Migration as cause and consequence: Historical demographic perspectives on francophone migration within and outside Québec (1621-1851)

Lisa Dillon (Université de Montréal)

The Programme de recherche en démographie historique (PRDH) has traditionally focused on two areas of study: 1) the historical demography of the 17th and 18th-century Quebec populations, and 2) household patterns and aging in the 19th- and early 20th-century Canadian families.  We would like to use this project as an opportunity to bridge these two areas of study, with a particular focus on the first half of the 19th century.  We propose a three-pronged historical study which examines:

The structure of intra-Quebec migration: the extent, direction and nature of intra-Quebec migratory movements from the beginning of colonization up to 1849

On the basis of the places of registration of parish acts over the course of each individual’s life, what can we learn about small or larger migratory movements made from birth to death?  What factors were associated with these movements?  To what extent did the splitting of parishes (to accommodate a growing population) cloud our ability to assess migratory movements, and how can we account for changes which were purely administrative?  A preliminary analysis suggests that women moved frequently in the course of their lives; for example, one-third registered their first-born child in a parish which differed from their parish of marriage.

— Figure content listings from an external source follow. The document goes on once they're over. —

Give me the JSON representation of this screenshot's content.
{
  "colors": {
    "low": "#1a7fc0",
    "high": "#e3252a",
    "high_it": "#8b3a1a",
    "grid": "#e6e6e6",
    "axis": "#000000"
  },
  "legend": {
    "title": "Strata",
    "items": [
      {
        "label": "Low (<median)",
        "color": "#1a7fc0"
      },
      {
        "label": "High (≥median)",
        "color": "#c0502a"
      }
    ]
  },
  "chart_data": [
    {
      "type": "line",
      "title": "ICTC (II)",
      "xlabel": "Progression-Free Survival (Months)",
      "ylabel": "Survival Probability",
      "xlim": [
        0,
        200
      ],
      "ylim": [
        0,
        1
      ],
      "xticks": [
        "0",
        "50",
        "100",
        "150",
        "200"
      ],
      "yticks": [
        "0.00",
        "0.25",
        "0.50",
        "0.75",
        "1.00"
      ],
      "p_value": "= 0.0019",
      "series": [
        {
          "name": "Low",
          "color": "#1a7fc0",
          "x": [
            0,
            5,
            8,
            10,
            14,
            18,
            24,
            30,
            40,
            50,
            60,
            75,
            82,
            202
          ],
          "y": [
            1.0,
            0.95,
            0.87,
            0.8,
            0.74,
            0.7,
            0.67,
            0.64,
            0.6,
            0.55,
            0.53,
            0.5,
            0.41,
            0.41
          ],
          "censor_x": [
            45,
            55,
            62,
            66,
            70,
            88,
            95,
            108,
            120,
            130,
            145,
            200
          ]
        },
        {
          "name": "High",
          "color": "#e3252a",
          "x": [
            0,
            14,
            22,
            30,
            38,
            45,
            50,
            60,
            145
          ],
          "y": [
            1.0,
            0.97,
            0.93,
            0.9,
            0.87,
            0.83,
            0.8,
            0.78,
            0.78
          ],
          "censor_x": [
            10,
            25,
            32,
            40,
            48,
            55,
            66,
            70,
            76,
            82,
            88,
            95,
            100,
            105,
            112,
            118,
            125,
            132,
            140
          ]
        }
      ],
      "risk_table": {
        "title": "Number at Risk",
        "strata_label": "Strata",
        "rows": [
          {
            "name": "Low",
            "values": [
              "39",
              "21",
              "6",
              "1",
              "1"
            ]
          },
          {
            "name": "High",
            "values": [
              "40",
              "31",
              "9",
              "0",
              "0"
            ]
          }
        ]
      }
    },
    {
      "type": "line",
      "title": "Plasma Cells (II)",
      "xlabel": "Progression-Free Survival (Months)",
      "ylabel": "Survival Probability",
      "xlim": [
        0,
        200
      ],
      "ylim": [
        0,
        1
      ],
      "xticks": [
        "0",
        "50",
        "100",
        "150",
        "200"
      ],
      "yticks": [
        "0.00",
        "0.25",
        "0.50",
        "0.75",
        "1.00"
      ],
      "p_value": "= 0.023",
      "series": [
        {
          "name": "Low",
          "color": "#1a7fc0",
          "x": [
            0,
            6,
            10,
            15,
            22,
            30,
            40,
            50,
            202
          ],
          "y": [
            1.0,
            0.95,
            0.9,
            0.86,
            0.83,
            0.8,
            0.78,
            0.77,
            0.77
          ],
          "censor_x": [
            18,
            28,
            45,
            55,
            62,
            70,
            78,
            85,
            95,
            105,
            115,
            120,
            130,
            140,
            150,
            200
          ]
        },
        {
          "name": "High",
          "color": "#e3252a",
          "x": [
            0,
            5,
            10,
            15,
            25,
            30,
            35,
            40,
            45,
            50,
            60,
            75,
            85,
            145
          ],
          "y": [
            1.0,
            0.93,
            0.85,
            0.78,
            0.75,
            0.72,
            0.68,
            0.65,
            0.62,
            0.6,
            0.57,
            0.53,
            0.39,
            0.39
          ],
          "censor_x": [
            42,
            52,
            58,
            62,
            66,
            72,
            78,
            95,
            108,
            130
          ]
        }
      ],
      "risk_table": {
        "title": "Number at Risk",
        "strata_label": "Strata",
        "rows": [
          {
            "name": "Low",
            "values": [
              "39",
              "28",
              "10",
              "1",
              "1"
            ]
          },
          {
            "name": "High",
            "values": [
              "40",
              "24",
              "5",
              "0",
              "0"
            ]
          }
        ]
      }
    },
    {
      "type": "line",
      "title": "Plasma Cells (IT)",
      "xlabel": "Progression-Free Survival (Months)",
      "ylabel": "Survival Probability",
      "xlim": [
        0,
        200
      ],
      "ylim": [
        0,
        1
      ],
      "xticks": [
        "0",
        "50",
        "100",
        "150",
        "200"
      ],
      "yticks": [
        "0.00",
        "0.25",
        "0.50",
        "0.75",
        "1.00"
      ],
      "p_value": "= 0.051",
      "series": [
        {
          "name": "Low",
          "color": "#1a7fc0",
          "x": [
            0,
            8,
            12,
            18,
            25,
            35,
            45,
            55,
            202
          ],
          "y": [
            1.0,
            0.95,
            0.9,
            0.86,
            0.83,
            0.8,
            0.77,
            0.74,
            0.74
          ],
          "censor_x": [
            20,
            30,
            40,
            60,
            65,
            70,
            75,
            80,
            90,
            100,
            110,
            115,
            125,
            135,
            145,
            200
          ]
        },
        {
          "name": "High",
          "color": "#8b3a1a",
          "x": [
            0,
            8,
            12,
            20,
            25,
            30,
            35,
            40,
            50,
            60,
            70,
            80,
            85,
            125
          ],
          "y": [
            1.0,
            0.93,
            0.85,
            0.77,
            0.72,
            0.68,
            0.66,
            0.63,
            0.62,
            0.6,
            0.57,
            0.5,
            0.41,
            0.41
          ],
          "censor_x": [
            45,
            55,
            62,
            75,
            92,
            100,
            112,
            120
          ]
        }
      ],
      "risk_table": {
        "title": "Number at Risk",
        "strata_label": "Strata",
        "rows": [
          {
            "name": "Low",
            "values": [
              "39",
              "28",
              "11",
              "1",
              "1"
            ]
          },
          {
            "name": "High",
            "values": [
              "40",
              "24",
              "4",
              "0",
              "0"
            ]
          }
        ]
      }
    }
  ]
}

Profiles of early intra-Quebec migrants

As rural-to-urban as well as out-of-province migration increased in the early 19th century, what kinds of persons migrated to cities or out of Quebec?  The creation of a machine-readable database of the 1831 Census of Quebec and linkage of this database to Quebec Catholic parish register data will enable us to compare the household and economic characteristics of movers and stayers.

La vie transfrontalière / micro-migrations: early Quebec cross-border migrants

Who were the French Canadians who first began to move across the St. Lawrence and Ottawa Rivers into Upper Canada/Canada West/Ontario, as well as Vermont, Maine and upper New York State? (“les paroisses limitrophes”)?  To what extent did families move back and forth across the Quebec-Ontario or Quebec-U.S. border?  How did families compose themselves and then reconfigure themselves over time?  What was the timing of these migrations, the dynamics of this process?  What was the role of relatives in the chain migration process? We note that there is a snowball or feedback effect in this process, and that migrants become less and less selected over time. Do we see this in their outcomes?

This period in French-Canadian history has received less scholarly attention on account of the dearth of available historical data.  Recent advances in data creation and record linkage by the PRDH, BALSAC and IMPQ research groups have made available a digitized version of the 1831 Census of Quebec as well as longitudinal parish register data linked up to 1849. We propose to use these data in conjunction with newly-available 100% Canadian census microdata from The Canadian Peoples Project (TCP) (in collaboration with Ancestry.com) (available for research in 2021). Our research partner, l’Institut Généalogique Drouin (IGD), has made available to the PRDH transcriptions of Catholic parish records for several parishes located in Ontario as well as Vermont, Maine and New York State. The PRDH is also collaborating with FamilySearch to obtain their versions of Canadian census indexes which feature first and last name transcriptions which may prove of better quality than those transcribed by Ancestry in the TCP census databases.

The first part of our study will be based on the RPQA and the IMPQ parish register databases. Then, we will link the data from the 1831 Census of Quebec to parish register data. The final part of our study will be based on a pilot study which integrates a select number of Ontario, Vermont, Maine and New York State parishes with previously-transcribed and linked Quebec Catholic parish records.